= Council of Friends =

Type of advisory organization described by Joseph Smith

The Council of Friends was an organization described by Joseph Smith in early 19th-century Mormon theology. He viewed the organisation as being part of a world government which would guide and direct the Kingdom of God (Zion) on earth during the end times as a theodemocracy.

==Vision==
Smith envisioned this council as serving in an advisory capacity to both the Priesthood authorities of his church and a Council of Fifty. This group of three organizations was expected to rule as a world government just prior to the Millennium. As advisers, the Council of Friends would serve as the base of the governing body, but possessed no real political power. Although claims to priesthood authority preceded the official organization of Smith's church in 1830, and a Council of Fifty was organized on March 11, 1844, no Council of Friends was ever organized by Smith.

==Mormon fundamentalism==

The concept of a Council of Friends or Priesthood Council is central to the Mormon fundamentalist theology developed by Lorin C. Woolley and others in the late 1920s, wherein it was said to consist of seven "High Priest Apostles" holding higher authority than the Quorum of the Twelve of the Church of Jesus Christ of Latter-day Saints (LDS Church). Early fundamentalists believed that the council had been restored in secret by Joseph Smith before the LDS Church itself, and dated back to the time of Adam. Various Mormon fundamentalist leaders were said to have been members of the Council at one time. When fully organized, Woolley taught that the Council would function as the presidency of a larger, seventy-one member Sanhedrin.

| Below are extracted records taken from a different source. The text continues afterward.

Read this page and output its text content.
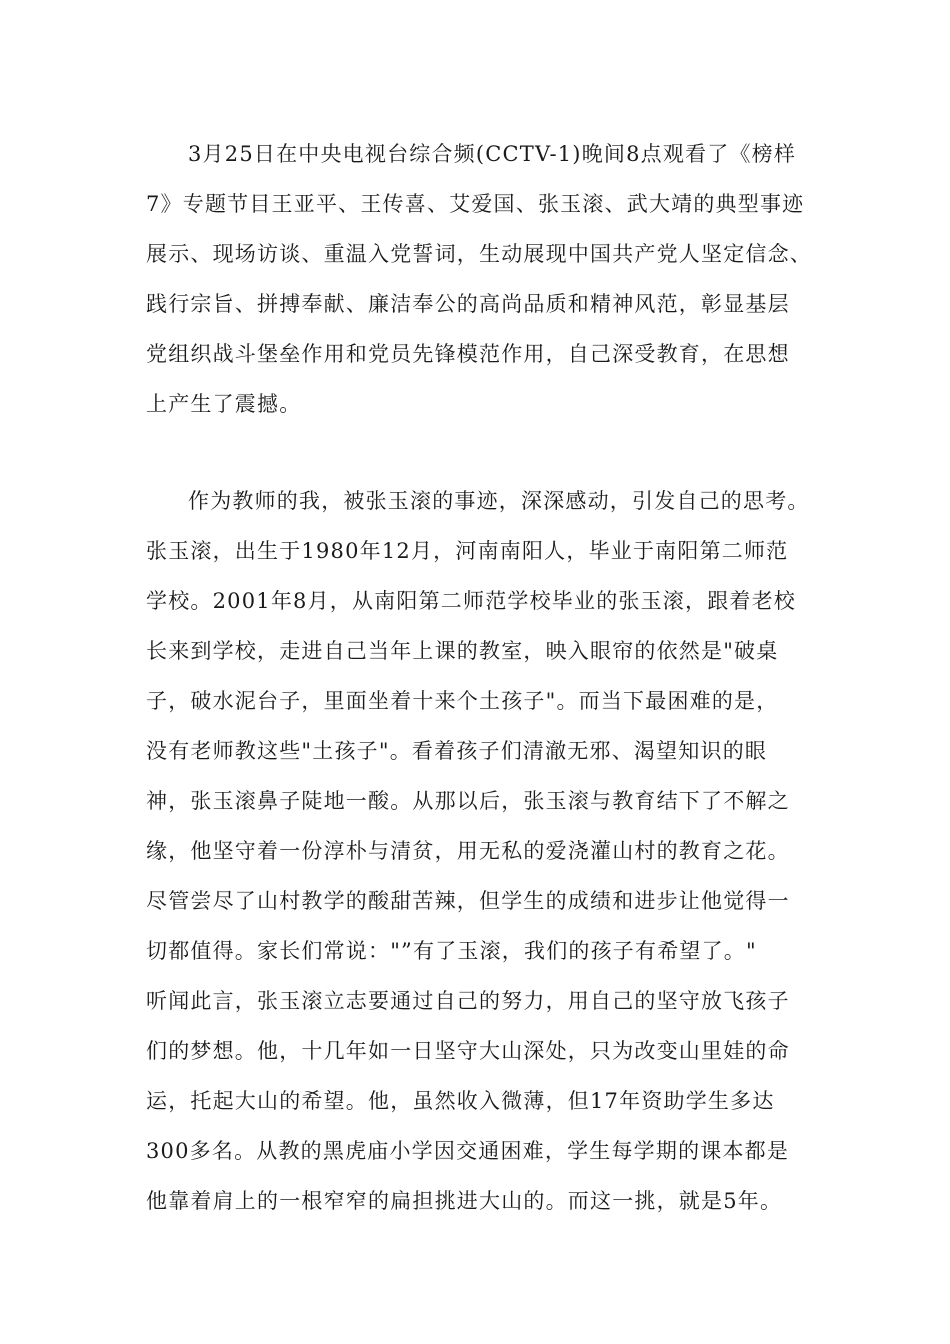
3月25日在中央电视台综合频(CCTV-1)晚间8点观看了《榜样
7》专题节目王亚平、王传喜、艾爱国、张玉滚、武大靖的典型事迹
展示、现场访谈、重温入党誓词，生动展现中国共产党人坚定信念、
践行宗旨、拼搏奉献、廉洁奉公的高尚品质和精神风范，彰显基层
党组织战斗堡垒作用和党员先锋模范作用，自己深受教育，在思想
上产生了震撼。
作为教师的我，被张玉滚的事迹，深深感动，引发自己的思考。
张玉滚，出生于1980年12月，河南南阳人，毕业于南阳第二师范
学校。2001年8月，从南阳第二师范学校毕业的张玉滚，跟着老校
长来到学校，走进自己当年上课的教室，映入眼帘的依然是"破桌
子，破水泥台子，里面坐着十来个土孩子"。而当下最困难的是，
没有老师教这些"土孩子"。看着孩子们清澈无邪、渴望知识的眼
神，张玉滚鼻子陡地一酸。从那以后，张玉滚与教育结下了不解之
缘，他坚守着一份淳朴与清贫，用无私的爱浇灌山村的教育之花。
尽管尝尽了山村教学的酸甜苦辣，但学生的成绩和进步让他觉得一
切都值得。家长们常说："”有了玉滚，我们的孩子有希望了。"
听闻此言，张玉滚立志要通过自己的努力，用自己的坚守放飞孩子
们的梦想。他，十几年如一日坚守大山深处，只为改变山里娃的命
运，托起大山的希望。他，虽然收入微薄，但17年资助学生多达
300多名。从教的黑虎庙小学因交通困难，学生每学期的课本都是
他靠着肩上的一根窄窄的扁担挑进大山的。而这一挑，就是5年。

The authority of the Council of Friends pertained to the Priesthood and not to the church, early Mormon fundamentalists. Most members of the original members of the Council of Friends had been excommunicated from the LDS Church. They felt that its existence gave them the right to continue solemnizing plural marriages even after LDS Church President Wilford Woodruff's 1890 Manifesto discountenancing the practice.